Of the sons of Aeolus, Athamas ruled over Boeotia and begat a son Phrixus and a daughter Helle by Nephele.1 And he married a second
wife, Ino, by whom he had Learchus and Melicertes. But Ino plotted against the children of
Nephele and persuaded the women to parch the wheat; and having got the wheat they did so
without the knowledge of the men. But the earth, being sown with parched wheat, did not
yield its annual crops; so Athamas sent to Delphi to inquire how he might be delivered from the dearth. Now Ino
persuaded the messengers to say it was foretold that the infertility would cease if
Phrixus were sacrificed to Zeus. When Athamas heard that, he was forced by the inhabitants
of the land to bring Phrixus to the altar. But Nephele caught him and her daughter up and
gave them a ram with a golden fleece, which she had received from Hermes, and borne
through the sky by the ram they crossed land and sea. But when they were over
the sea which lies betwixt Sigeum and the Chersonese, Helle slipped into the deep and was drowned, and the sea was
called Hellespont after her. But Phrixus came to
the Colchians, whose king was Aeetes, son of the Sun and of Perseis, and brother of Circe
and Pasiphae, whom Minos married. He received Phrixus and gave him one of his daughters,
Chalciope. And Phrixus sacrificed the ram with the golden fleece to Zeus the god of
Escape, and the fleece he gave to Aeetes, who nailed it to an oak in a grove of Ares. And
Phrixus had children by Chalciope, to wit, Argus, Melas, Phrontis, and Cytisorus.

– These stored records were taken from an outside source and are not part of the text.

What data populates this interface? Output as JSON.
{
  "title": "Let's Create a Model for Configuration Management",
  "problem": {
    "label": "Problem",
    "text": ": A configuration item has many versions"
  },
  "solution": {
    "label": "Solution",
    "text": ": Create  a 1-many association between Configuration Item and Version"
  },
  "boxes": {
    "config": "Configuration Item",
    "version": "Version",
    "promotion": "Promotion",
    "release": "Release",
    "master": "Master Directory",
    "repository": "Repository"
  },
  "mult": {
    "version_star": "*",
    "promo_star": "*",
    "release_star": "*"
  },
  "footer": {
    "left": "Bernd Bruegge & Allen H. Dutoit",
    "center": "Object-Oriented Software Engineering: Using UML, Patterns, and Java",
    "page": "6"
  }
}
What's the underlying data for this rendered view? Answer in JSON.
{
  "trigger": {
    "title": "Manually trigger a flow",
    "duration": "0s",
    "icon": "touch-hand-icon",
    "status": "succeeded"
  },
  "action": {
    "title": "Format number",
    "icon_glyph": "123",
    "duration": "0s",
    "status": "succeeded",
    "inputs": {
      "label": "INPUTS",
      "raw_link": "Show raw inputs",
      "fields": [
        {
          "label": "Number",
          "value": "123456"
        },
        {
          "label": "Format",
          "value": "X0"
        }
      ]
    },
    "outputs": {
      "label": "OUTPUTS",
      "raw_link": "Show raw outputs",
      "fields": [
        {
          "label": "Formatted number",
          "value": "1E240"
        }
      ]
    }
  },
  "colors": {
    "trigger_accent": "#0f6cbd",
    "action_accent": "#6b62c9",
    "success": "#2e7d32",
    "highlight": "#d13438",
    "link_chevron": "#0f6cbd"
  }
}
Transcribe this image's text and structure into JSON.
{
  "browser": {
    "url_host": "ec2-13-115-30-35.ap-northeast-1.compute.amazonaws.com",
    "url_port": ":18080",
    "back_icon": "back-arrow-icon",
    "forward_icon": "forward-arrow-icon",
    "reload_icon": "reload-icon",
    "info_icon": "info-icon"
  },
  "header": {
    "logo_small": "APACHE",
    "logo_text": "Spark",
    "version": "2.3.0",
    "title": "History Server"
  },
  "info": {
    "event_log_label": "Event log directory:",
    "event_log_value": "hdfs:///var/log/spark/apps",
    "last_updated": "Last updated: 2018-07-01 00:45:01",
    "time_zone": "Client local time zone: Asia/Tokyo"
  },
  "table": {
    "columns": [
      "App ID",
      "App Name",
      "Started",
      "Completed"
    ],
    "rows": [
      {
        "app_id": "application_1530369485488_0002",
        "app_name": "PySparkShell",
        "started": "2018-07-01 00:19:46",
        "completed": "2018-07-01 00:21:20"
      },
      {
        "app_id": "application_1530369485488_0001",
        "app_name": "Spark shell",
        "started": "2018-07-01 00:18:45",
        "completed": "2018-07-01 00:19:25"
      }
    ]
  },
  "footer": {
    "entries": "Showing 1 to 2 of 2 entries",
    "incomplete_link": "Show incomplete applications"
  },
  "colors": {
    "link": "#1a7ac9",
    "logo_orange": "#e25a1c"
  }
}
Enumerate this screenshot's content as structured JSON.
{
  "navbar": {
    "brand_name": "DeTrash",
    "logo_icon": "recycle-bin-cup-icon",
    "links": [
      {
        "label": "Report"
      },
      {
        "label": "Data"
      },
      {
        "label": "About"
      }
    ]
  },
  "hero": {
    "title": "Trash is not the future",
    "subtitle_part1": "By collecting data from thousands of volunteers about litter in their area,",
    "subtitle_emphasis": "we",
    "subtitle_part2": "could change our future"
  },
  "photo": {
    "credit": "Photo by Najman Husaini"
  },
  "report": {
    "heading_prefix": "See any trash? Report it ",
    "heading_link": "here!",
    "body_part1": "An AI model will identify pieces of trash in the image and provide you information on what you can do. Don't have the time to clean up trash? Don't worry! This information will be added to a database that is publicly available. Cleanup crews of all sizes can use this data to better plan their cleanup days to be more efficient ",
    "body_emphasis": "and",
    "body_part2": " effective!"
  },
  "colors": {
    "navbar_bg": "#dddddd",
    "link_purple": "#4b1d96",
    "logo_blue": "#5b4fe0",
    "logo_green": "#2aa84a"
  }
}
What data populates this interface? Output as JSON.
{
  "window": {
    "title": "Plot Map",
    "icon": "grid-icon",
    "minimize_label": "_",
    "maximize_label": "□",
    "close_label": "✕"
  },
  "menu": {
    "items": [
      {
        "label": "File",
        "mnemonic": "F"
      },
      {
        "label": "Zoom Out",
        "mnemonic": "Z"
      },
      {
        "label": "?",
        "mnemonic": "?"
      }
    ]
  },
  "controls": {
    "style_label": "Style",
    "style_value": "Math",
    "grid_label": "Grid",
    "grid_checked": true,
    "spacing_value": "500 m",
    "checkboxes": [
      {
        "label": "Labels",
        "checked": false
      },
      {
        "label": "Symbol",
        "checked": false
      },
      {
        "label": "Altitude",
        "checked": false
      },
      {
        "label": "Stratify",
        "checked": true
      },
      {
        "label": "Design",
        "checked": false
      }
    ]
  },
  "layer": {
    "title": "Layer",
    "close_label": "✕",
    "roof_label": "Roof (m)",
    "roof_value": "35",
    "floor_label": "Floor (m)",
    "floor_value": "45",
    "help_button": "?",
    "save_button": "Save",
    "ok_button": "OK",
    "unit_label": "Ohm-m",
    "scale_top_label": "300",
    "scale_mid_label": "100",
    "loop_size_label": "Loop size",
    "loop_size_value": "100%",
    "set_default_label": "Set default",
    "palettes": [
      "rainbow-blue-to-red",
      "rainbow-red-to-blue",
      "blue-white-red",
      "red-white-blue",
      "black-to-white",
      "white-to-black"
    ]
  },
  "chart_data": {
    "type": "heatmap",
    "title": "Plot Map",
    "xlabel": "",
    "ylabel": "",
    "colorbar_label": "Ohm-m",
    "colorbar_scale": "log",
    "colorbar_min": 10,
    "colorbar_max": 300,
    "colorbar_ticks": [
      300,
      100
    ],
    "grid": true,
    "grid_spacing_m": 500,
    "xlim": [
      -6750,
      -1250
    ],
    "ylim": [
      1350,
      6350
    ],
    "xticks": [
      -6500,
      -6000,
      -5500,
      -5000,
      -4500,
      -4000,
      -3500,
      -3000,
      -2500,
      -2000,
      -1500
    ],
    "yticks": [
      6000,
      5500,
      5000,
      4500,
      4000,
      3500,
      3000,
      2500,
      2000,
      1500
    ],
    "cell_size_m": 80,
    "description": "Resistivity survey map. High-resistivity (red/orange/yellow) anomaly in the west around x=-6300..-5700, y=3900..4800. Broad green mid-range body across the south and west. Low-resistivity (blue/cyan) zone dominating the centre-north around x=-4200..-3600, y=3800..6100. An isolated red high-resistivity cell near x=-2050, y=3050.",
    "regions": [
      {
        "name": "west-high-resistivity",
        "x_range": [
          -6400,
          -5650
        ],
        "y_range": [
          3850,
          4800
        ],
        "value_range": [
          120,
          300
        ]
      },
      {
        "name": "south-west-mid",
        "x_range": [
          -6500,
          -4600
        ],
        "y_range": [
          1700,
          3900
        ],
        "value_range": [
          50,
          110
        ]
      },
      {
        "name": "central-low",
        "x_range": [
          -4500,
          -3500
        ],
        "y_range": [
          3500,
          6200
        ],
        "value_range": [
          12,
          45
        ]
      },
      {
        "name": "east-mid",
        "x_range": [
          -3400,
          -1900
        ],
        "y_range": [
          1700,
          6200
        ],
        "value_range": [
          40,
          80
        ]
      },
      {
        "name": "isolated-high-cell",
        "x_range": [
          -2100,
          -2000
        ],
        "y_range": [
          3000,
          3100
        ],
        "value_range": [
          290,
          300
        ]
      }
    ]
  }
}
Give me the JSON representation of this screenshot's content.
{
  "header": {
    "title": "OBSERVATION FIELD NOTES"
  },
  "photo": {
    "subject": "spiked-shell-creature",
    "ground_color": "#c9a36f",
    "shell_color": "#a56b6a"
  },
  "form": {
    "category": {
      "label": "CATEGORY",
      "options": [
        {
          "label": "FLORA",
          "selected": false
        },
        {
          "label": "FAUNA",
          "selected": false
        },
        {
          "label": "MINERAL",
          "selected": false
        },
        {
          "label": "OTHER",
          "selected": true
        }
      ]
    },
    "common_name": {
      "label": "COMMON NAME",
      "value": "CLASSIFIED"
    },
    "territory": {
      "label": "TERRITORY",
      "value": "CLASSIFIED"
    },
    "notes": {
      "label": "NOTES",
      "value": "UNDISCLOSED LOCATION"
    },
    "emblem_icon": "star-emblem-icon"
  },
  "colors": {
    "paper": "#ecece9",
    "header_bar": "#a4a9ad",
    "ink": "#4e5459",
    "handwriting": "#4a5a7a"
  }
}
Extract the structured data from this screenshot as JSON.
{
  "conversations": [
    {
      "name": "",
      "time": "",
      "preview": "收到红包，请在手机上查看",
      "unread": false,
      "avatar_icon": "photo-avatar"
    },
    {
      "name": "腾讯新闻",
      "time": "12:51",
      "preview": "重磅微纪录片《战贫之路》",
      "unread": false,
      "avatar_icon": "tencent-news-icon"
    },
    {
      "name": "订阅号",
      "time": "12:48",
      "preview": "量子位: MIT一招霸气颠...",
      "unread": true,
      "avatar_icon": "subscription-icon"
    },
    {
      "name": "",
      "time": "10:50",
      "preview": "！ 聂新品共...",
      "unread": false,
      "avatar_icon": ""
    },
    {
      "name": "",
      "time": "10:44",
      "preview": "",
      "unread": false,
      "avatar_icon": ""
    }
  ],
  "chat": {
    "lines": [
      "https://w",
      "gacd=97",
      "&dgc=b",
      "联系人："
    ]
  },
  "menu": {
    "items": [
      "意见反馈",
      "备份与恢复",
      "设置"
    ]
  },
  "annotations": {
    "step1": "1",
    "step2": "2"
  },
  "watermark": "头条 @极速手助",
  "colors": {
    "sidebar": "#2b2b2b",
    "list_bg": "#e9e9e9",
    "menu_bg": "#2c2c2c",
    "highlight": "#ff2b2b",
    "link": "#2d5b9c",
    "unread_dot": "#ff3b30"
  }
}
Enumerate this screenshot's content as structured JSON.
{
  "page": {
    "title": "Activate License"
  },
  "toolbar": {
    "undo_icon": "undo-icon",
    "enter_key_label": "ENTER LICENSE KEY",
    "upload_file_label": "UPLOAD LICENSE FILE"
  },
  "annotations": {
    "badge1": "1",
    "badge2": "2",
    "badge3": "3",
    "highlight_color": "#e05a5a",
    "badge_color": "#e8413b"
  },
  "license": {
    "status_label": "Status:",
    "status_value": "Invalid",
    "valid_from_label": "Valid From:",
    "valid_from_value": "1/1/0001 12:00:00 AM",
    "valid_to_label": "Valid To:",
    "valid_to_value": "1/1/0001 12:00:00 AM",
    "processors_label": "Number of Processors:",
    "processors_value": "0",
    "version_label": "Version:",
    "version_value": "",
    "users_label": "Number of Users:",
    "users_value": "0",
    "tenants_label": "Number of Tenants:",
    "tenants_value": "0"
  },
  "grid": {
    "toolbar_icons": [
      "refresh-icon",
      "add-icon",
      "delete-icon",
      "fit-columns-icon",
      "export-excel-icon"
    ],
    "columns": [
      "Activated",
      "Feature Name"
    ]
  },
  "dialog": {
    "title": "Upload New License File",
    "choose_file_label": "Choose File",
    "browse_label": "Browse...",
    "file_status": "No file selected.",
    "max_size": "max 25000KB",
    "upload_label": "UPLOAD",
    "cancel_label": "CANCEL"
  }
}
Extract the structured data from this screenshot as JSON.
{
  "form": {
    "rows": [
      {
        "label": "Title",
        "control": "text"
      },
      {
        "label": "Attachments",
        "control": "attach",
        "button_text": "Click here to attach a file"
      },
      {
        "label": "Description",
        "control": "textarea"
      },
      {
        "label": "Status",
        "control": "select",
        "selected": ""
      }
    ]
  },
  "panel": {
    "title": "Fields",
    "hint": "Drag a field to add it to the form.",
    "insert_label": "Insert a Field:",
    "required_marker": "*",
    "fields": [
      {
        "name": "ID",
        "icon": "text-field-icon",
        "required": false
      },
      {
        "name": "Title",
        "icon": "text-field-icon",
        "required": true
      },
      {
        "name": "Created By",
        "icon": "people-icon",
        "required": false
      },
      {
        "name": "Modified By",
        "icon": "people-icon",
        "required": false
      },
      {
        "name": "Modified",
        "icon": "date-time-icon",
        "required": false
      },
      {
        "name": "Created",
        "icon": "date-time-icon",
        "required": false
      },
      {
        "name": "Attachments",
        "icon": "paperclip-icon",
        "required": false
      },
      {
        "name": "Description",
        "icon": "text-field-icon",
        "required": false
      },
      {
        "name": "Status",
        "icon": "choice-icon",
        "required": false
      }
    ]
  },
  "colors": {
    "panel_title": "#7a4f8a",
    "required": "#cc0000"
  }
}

1 For the story of Athamas, Phrixus, and Helle, see Zenobius, Cent. iv.38; Apostolius, Cent. xi.58; Scholiast on Aristoph. Cl. 257; Tzetzes, Scholiast on Lycophron 22; Eustathius on Hom. Il. vii.86, p. 667; Scholiast on Hom. Il. vii.86; Diod. 4.47; Hyginus, Fab. 1-3; Hyginus, Ast. ii.20; Lactantius Placidus on Statius, Achill. i.65; Scriptores rerum mythicarum Latini, ed. Bode, i. pp. 8, 120ff. (First Vatican Mythographer 23; Second Vatican Mythographer 134). According to Herodotus (Hdt. 7.197), it was a rule among the descendants of Phrixus that the eldest son of the family should be sacrificed (apparently to Laphystian Zeus) if ever he entered the town-hall; hence, to escape the risk of such a fate, many of the family fled to foreign lands. Sophocles wrote a tragedy called Athamas, in which he represented the king himself crowned with garlands and led to the altar of Zeus to be sacrificed, but finally rescued by the interposition of Herakles (Scholiast on Aristoph. Cl. 237; Apostolius, Cent. xi.58; The Fragments of Sophocles, ed. A. C. Pearson, i.1ff.). These traditions point to the conclusion that in the royal line of Athamas the eldest son was regularly liable to be sacrificed either to prevent or to remedy a failure of the crops, and that in later times a ram was commonly accepted as a substitute for the human victim. Compare The Dying God, pp. 161ff.